Utah raised raised their minimum legal age for tobacco from 19 to 21 with a bill signed by the Governor on March 25, 2019. The bill raises the age gradually, to age 20 by July 1, 2020 and then to age 21 by July 1, 2021. The Tobacco 21 movement on a local level began just the month before in Utah with the city of Lehi becoming the first to raise the age to 21, followed shortly by Cedar Hills. However, this bill, like the one passed in Virginia was not supported by many public health groups, including the American Cancer Society Cancer Action Network and is less than ideal for several reasons including:
- It excludes active duty military, as well as their spouses and dependents. Care should be taken to preserve military personnel’s freedom from addiction to tobacco. The tobacco industry has a long history of targeting the military, and some military leaders are now supportive of Tobacco 21 policies that include military personnel due to tobacco’s detrimental impact on military readiness. For more information see “Raising the Tobacco Sale Age to 21 and the Military” from the Campaign for Tobacco Free Kids.

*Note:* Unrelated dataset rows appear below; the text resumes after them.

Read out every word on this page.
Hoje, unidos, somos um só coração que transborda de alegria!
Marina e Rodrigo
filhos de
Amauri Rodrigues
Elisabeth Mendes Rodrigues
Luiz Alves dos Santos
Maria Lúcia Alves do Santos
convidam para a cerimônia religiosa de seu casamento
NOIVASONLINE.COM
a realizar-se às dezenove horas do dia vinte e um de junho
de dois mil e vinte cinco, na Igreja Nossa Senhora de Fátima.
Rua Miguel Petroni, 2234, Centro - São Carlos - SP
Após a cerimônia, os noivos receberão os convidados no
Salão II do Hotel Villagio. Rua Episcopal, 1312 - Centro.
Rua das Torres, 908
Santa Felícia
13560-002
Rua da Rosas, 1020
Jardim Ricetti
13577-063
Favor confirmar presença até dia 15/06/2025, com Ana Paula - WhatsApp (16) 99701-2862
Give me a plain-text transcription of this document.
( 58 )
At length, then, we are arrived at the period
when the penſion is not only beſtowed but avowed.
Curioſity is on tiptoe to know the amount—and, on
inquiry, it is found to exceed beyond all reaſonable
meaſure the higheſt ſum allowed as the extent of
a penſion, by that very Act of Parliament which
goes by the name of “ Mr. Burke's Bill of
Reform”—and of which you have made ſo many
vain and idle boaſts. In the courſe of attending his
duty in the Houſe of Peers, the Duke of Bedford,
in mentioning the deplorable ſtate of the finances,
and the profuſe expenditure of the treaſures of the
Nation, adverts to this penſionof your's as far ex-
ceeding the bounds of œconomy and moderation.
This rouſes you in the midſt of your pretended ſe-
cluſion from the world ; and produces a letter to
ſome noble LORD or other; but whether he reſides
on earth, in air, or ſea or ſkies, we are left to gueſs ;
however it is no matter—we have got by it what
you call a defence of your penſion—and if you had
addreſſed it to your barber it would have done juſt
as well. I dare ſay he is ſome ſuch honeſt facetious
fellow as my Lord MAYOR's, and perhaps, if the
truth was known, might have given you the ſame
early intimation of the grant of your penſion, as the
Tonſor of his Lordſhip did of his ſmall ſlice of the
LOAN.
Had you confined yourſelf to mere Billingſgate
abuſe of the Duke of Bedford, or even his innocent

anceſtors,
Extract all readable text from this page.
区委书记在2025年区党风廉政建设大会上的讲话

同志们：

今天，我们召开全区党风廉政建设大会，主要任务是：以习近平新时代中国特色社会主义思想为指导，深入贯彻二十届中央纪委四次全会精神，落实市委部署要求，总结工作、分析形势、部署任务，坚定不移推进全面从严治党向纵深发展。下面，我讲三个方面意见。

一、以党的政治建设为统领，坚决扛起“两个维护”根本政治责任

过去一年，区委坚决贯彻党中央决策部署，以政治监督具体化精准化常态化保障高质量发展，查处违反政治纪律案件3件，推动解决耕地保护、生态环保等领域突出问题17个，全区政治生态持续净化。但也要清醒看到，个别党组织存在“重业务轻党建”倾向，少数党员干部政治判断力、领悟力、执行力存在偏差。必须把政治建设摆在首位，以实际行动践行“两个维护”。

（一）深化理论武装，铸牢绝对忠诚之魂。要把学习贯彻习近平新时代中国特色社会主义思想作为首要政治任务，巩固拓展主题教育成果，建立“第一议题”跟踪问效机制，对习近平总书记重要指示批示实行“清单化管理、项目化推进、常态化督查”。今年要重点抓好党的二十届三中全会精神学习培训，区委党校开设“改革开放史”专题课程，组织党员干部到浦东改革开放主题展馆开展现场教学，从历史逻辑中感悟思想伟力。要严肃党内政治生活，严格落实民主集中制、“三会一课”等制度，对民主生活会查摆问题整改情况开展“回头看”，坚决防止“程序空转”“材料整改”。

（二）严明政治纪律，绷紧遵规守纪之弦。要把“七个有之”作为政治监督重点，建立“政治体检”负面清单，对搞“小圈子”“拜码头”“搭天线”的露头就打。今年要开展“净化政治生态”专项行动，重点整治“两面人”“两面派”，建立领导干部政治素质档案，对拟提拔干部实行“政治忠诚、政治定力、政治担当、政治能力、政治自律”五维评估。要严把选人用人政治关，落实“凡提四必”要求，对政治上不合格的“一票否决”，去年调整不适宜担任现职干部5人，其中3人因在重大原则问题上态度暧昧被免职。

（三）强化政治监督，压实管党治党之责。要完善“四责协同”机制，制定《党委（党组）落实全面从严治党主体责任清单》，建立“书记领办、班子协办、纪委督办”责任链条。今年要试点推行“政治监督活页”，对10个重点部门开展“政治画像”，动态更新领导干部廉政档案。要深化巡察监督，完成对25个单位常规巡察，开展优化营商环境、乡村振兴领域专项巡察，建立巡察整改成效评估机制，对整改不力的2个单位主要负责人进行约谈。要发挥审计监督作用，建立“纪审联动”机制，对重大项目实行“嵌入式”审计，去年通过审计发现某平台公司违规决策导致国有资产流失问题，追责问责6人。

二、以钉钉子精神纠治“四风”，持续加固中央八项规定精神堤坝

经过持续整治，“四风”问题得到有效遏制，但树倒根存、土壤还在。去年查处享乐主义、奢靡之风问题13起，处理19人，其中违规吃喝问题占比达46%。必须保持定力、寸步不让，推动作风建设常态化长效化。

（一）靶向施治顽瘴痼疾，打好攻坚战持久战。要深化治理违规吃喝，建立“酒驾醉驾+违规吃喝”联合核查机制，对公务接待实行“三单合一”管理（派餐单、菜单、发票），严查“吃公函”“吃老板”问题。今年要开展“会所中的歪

- It preempts local laws pertaining to the sale, minimum age of sale, placement, or display of cigarettes, tobacco or electronic cigarettes. Preemption impedes policy change at the local level that advance tobacco control efforts and drive state level change. Preemption has long been one of the tobacco industry’s favored tactics to block progress. Learn more here.
- It penalizes youth for purchase and possession. The evidence of the effectiveness of purchase, use, and possession (PUP) provisions in reducing youth tobacco use is limited, particularly among those at higher risk for smoking, and the laws may have adverse consequences for youth already addicted, divert police resources, and open the door to inequitable enforcement against young people of color  In addition, focusing on the underage purchaser places the burden of responsibility on youth who have been victim to the tobacco industry’s relentless and often targeted marketing and who may already be addicted, rather than holding the retailer responsible for the products they sell. Learn more about PUP laws.
Both the State of Washington and the State of Illinois have passed bills to raise the minimum legal sales age for tobacco to 21 and both are expected to be signed by states’ Governors. These states along with Utah join 6 others and at least 440 cities and counties that have taken this important step in reducing youth access to tobacco products. The large majority of smokers start smoking before age 21 – policies that raise the legal age reduce the chances that youth will initiate tobacco use. A higher minimum legal sales age (MLSA) limits social channels through which youth can get enough cigarettes to develop a regular smoking habit. Youth frequently rely on getting cigarettes from the 18-20 year olds in their social circles. Raising the MLSA reduces access to legal buyers in their daily routine (especially at school) and limits successful store purchases.